Swiss solar panel maker Meyer Burger dampened recent progress today after announcing the cancellation of a planned 2 GW facility at a former Intel semiconductor site in Colorado.

“The planned construction of a solar cell production facility in Colorado Springs, Colorado, USA, is no longer financially viable for the company due to recent developments,” read part of a statement released by Meyer Burger. “The project will therefore be discontinued.”

Meyer Burger said it would delay releasing its latest financial results until the end of September or later, as management draws up a program for “comprehensive restructuring and cost-cutting.” In March, the company announced the closure of a plant in Freiberg, Germany. The plan (for now) will be to utilize Meyer Burger’s production facility in Thalheim, Germany as the company’s primary maker of solar cells.
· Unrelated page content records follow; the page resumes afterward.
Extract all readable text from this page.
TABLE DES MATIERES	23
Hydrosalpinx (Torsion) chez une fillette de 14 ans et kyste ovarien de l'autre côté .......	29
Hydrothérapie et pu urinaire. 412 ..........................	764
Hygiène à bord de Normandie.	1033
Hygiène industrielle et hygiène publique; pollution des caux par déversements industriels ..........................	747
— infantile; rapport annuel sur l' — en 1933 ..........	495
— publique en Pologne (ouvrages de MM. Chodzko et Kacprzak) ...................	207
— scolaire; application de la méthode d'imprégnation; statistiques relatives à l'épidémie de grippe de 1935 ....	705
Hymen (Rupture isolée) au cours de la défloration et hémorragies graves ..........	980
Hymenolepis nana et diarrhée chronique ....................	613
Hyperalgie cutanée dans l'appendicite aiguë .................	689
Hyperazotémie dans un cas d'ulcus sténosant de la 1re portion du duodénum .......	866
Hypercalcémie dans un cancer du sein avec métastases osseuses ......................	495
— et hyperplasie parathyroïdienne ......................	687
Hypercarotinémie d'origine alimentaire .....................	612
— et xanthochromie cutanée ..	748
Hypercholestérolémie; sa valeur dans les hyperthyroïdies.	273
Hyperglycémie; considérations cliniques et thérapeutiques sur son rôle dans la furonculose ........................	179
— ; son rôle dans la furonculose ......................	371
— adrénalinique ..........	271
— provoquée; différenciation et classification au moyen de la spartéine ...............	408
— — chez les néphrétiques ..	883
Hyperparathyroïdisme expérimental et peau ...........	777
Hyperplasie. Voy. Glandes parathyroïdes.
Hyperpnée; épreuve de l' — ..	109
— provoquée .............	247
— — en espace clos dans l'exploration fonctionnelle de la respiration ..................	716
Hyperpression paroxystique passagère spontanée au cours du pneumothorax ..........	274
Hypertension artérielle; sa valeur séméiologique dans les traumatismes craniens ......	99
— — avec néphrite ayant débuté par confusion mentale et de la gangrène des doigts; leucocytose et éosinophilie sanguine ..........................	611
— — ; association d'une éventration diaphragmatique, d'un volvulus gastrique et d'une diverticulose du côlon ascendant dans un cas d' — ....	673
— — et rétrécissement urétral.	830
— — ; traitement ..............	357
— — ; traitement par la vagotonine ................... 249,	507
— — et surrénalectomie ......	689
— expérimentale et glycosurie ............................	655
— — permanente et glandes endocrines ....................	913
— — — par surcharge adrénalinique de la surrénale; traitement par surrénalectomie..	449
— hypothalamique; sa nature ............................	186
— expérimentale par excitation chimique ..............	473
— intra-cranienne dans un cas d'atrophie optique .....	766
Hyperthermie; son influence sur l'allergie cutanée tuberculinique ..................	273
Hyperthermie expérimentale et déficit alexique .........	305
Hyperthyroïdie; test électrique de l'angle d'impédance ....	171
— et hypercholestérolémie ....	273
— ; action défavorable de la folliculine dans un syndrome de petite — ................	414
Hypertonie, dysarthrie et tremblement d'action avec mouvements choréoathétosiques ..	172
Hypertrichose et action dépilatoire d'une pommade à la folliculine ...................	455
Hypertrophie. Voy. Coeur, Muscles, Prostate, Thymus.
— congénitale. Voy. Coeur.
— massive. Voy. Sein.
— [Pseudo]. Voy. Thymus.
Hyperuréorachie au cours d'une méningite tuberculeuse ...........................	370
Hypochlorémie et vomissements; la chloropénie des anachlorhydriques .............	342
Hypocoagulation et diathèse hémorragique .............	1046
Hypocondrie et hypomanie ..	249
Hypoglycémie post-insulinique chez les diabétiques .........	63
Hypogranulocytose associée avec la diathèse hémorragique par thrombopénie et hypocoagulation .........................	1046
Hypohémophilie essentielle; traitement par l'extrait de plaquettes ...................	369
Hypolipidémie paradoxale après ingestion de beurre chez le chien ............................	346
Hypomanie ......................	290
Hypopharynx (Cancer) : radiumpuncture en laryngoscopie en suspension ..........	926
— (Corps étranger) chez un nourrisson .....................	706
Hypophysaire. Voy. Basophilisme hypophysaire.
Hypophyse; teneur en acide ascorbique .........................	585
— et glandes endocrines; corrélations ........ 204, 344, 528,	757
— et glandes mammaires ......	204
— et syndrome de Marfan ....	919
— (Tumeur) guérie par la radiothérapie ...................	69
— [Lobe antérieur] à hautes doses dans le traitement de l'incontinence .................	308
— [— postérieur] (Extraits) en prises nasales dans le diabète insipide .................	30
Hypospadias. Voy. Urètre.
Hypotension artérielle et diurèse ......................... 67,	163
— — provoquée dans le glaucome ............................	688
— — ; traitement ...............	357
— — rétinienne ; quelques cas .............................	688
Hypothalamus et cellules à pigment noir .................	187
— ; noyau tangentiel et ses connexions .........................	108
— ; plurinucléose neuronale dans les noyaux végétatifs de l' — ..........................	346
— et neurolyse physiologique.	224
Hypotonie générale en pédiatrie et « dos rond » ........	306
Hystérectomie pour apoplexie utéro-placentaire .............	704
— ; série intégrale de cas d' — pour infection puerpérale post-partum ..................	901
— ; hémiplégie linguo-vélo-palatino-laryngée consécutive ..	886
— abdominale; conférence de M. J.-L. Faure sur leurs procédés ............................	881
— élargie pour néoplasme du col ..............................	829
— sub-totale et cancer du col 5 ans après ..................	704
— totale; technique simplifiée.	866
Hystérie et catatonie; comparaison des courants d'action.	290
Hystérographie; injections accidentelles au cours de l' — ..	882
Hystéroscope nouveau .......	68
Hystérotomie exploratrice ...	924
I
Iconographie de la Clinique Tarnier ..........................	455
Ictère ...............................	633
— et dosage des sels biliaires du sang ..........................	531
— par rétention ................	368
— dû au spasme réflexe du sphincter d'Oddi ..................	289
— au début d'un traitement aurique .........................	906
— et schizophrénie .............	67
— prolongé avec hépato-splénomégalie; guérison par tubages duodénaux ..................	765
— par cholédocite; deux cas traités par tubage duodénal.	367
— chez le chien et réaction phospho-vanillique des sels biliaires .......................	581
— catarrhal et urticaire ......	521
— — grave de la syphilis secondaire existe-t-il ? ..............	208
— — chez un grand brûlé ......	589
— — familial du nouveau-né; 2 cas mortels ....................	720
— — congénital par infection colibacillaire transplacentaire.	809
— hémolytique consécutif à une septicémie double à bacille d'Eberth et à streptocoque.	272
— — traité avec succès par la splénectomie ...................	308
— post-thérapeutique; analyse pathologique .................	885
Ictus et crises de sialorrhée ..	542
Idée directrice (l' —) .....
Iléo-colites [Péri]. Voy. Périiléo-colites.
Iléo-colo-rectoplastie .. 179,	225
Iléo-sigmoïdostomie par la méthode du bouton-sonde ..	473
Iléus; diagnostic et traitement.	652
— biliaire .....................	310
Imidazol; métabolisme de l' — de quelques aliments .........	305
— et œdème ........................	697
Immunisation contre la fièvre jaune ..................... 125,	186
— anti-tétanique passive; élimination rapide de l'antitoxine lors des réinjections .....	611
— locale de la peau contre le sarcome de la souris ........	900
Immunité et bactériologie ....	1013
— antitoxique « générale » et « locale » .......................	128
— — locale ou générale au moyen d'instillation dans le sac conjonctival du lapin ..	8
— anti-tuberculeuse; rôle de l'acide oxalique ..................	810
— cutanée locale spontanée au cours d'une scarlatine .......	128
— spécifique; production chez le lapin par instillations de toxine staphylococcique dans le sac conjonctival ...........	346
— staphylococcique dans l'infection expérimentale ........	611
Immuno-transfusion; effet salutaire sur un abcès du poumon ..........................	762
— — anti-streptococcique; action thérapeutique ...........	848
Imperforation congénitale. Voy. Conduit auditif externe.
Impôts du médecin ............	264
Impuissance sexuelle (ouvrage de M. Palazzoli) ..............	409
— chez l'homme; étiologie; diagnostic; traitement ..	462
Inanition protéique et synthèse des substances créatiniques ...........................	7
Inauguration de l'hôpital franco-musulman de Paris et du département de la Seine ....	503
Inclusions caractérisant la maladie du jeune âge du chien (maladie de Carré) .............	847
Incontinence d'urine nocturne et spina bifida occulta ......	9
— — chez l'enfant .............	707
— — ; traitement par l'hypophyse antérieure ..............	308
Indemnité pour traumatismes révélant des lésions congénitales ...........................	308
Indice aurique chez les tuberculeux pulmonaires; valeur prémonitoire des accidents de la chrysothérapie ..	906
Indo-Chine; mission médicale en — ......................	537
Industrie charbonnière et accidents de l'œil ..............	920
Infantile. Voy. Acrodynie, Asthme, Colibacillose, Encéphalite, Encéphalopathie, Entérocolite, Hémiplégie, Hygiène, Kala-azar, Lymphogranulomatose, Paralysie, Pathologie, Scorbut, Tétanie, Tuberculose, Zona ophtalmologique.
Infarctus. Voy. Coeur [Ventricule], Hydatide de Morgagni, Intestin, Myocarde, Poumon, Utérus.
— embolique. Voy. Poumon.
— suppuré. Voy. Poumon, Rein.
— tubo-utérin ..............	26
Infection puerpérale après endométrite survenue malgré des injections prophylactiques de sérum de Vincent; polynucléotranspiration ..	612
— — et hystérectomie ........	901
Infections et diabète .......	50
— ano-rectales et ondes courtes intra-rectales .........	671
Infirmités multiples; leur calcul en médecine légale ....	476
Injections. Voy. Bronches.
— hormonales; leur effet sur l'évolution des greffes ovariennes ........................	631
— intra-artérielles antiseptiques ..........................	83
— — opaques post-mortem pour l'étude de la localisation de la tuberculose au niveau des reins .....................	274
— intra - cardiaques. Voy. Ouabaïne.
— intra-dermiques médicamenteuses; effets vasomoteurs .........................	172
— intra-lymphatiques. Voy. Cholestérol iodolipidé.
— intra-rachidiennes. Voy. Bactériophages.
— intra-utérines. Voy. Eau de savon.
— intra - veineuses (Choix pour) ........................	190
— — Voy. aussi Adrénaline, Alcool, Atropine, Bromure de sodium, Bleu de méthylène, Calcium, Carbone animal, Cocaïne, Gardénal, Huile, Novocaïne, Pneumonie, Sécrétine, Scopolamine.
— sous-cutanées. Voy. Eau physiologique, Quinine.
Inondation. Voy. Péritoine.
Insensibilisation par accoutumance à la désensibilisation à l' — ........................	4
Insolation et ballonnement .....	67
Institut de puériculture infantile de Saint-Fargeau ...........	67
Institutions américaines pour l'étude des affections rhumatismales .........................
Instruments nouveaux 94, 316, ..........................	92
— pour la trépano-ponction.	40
Meyer Burger will continue to operate its 1,400 MW module assembly facility in Goodyear, Arizona, which started production earlier this year, but will pump the brakes on expanding that site, noting the facility is capable of supporting 2 GW or more in the future.

“Under the current market conditions, these [German] solar cells are the most economical option for supplying the module production in Goodyear,” noted the press release.

Meyer Burger isn’t the only company that has changed course on constructing a stateside solar facility. In February, CubicPV’s Board of Directors axed plans for a 10 GW wafer factory blaming “market dynamics,” construction costs, and a “collapse in wafer pricing.”